International Conference on Artificial Intelligence and Data Science Applications - 2023 |
Control System labs |
ICAIDSC2023 - Number 1 |
January 2025 |
Authors: Debisankar Jena, Jyotirmayee Rautaray, Pranati Mishra |
10.5120/icaidsc202409 |
Debisankar Jena, Jyotirmayee Rautaray, Pranati Mishra . Summarization of Document using Feature Selection Method: TF-IDF. International Conference on Artificial Intelligence and Data Science Applications - 2023. ICAIDSC2023, 1 (January 2025), 27-32. DOI=10.5120/icaidsc202409
In NLP, text summarization is the technique of condensing information from huge texts to smaller one.
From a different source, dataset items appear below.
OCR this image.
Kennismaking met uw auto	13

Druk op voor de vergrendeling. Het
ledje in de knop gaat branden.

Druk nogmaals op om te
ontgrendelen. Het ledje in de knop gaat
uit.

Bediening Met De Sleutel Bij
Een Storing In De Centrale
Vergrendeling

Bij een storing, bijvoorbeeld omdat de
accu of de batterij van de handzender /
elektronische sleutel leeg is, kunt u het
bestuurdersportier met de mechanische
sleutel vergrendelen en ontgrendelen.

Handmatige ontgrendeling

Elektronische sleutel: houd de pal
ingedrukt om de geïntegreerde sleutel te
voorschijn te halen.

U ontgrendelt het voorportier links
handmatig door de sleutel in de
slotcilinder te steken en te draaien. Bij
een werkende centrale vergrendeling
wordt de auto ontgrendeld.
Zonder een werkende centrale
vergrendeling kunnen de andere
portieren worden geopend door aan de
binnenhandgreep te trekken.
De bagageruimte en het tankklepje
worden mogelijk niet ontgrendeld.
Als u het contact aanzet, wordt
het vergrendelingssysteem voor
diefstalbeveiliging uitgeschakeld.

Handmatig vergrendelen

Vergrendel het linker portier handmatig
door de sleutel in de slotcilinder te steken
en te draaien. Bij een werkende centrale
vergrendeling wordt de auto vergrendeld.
The phases in the summarization process includes reading the texts, normalizing the data, removing stop words, stemming, morphological analysis, and producing the summary. It falls under the extractive, abstractive, and hybrid categories. For the suggested Indian Language text summarization, extractive text summarization is being used. One method for extractive text summarization is PageRank. Each sentence in the document functions as a vertex on a graph, which is the basis of how it functions. Each node's initial score is determined by the number of words in the sentence, and the edges between nodes are determined by the cosine similarity of the sentences preprocessing, feature extraction, and graph building are the three main processes in PageRank technique. For a better understanding of the context, one of the simple things to take is feature extraction. We employ a specific way to apply weights to specific terms in our document before modeling them once the initial text has been cleaned and normalized. TF-IDF (Term Frequency-Inverse Document Frequency) is used for CNN dataset which produces better summary as compared to bag of words. Precision, recall and f score is calculated for generated summary and tf idf delivers best result.